Who Needs Mercy?
Shortly after his grandiose descent on the gold-plated escalator in his self-named tower, Donald Trump was asked if he had ever asked God for forgiveness. Trump said:
“I am not sure I have. I just go on and try to do a better job from there. I don’t think so. I think if I do something wrong, I think, I just try and make it right. I don’t bring God into that picture. I don’t.”(http://www.cnn.com/2015/07/18/politics/trump-has-never-sought-forgiveness/)
Trump’s largely fact-free campaign of inflated statistics, exaggerated half-truths, and over-blown self-aggrandizement combined with his thin-skinned reaction to even the slightest suggestion that he might need to apologize for anything have largely demonstrated the truth of that confession.
The problem, of course, is that there is something of Donald Trump in all of us. It’s not easy for any of us to acknowledge that we can’t make everything right by our own actions. Sooner or later, we all need forgiveness that is unearned, grace that is undeserved, and mercy that “trumps” our self-confident assurance in our own power and goodness.
When it comes to describing mercy, it’s hard to improve on Shakespeare:
The quality of mercy is not strained;
It droppeth as the gentle rain from heaven…
It is an attribute to God himself;
And earthly power doth then show likest God’s
When mercy seasons justice. Therefore,
Though justice be thy plea, consider this,
That, in the course of justice, none of us
Should see salvation: we do pray for mercy;
And that same prayer doth teach us all to render
The deeds of mercy. (“The Merchant of Venice,” Act 5)
Ask for the Bleeding Charity
In The Great Divorce
, C. S. Lewis tells the story of a bus-load of residents from Hell who take a day-trip to Heaven. One Trump-like guy whom Lewis calls the Big Ghost — and who could be a lot like all of us — thumps his chest and says, “Look at me, now…I done my best all my life see…I only want my rights. I’m not asking for anyone’s bleeding charity.”

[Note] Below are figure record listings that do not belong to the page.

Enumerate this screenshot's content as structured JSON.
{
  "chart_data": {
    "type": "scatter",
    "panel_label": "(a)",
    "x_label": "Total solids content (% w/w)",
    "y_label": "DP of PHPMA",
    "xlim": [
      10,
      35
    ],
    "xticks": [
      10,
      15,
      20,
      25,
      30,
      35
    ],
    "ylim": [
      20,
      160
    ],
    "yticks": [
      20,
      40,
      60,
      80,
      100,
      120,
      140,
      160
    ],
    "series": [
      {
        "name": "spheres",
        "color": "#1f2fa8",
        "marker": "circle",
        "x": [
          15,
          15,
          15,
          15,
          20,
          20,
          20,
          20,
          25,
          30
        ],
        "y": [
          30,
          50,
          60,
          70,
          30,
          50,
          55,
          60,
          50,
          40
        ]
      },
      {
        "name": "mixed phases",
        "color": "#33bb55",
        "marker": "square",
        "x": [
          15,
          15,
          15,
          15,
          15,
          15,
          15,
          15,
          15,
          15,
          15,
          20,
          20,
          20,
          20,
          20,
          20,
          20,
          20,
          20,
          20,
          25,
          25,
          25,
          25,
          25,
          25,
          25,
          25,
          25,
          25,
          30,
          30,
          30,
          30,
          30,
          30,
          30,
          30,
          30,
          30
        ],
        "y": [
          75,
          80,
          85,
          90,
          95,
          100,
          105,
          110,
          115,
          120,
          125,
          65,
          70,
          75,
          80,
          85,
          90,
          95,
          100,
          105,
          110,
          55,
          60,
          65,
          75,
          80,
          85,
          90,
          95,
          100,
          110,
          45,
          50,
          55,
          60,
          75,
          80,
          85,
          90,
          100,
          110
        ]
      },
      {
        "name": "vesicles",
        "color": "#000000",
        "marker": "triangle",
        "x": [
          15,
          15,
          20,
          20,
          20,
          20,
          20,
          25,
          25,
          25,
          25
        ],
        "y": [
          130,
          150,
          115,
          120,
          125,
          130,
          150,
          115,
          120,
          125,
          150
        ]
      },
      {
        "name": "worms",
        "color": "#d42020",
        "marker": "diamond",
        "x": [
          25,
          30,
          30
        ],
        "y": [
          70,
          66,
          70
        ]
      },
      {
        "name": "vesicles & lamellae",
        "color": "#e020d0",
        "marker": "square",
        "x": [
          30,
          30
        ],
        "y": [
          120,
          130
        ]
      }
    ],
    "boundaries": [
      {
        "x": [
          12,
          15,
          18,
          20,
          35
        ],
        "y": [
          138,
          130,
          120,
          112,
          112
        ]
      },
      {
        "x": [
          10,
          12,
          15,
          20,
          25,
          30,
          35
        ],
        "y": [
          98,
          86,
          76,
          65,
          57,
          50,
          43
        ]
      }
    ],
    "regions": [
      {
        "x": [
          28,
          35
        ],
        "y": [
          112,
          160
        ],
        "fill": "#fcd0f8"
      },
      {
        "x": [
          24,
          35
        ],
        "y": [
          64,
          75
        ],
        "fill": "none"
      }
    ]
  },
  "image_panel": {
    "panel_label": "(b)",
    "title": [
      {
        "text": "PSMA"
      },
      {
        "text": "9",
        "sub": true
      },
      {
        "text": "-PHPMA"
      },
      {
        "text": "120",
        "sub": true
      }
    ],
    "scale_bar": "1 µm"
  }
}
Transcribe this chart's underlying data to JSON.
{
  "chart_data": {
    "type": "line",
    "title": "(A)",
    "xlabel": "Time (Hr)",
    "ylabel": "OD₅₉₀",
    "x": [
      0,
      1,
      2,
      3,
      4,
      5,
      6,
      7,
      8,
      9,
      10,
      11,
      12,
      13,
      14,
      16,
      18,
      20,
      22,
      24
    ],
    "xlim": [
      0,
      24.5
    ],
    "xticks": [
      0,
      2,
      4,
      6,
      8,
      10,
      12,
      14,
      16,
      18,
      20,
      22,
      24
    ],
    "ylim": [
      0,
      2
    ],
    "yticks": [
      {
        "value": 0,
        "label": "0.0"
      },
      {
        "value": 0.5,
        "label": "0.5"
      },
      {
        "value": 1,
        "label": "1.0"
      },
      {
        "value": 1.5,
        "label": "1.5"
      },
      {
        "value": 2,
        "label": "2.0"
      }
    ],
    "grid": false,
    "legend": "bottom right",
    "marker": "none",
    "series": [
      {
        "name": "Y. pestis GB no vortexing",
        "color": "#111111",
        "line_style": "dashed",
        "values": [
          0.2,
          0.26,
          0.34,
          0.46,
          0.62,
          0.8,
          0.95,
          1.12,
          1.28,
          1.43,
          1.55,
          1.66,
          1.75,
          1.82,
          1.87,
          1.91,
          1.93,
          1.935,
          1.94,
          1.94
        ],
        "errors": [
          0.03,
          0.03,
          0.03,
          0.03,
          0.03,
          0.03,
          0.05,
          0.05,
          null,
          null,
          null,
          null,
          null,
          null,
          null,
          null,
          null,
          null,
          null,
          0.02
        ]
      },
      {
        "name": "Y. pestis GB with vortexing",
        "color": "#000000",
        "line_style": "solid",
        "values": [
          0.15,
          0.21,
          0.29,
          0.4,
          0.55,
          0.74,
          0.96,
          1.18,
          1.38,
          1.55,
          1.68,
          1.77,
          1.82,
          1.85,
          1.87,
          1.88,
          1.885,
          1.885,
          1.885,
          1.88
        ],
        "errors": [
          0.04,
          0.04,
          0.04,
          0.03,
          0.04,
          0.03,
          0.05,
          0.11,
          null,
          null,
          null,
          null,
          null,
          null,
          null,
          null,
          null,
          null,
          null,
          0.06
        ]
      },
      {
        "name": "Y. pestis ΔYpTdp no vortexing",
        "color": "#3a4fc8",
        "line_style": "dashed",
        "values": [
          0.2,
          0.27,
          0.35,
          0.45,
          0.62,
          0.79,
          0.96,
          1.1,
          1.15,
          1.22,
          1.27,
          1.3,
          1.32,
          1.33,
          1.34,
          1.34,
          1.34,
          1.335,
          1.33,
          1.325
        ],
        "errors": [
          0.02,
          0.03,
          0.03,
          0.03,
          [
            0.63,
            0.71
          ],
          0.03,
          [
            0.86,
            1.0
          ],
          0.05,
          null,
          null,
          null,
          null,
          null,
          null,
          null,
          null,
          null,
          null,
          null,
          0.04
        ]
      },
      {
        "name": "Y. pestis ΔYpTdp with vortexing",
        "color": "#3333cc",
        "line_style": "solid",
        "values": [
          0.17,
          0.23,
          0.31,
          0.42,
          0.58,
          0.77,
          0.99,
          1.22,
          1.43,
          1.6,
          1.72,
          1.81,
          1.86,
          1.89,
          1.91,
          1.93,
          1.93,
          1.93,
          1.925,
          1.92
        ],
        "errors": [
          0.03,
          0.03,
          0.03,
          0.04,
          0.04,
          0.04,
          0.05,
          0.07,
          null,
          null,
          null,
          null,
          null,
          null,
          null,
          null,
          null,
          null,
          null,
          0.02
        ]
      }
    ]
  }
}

His Heavenly guide responds, “Then do. At once. Ask for the Bleeding Charity. Everything is here for the asking and absolutely nothing can be bought.” (Note the way Lewis used caps to personify the Bleeding Charity.) That’s mercy. That’s grace.
On Good Friday we stand beneath a rugged, Roman cross where the mercy of God trumps (“to win by playing a card from the suit that beats the other suits”) all of our selfish pride and humbles us before a love we cannot earn or control.
The old hymn (you can sing along with it here.
) gets it right:
Upon that cross of Jesus
mine eye at times can see
the very dying form of One
who suffered there for me;
and from my stricken heart with tears
two wonders I confess:
the wonders of redeeming love
and my unworthiness.
On this Good Friday, I pray that each of us — including Mr. Trump — will ask for the Bleeding Charity and experience the undeserved mercy, the extravagant grace, the unbounded love that was poured out for us at the cross.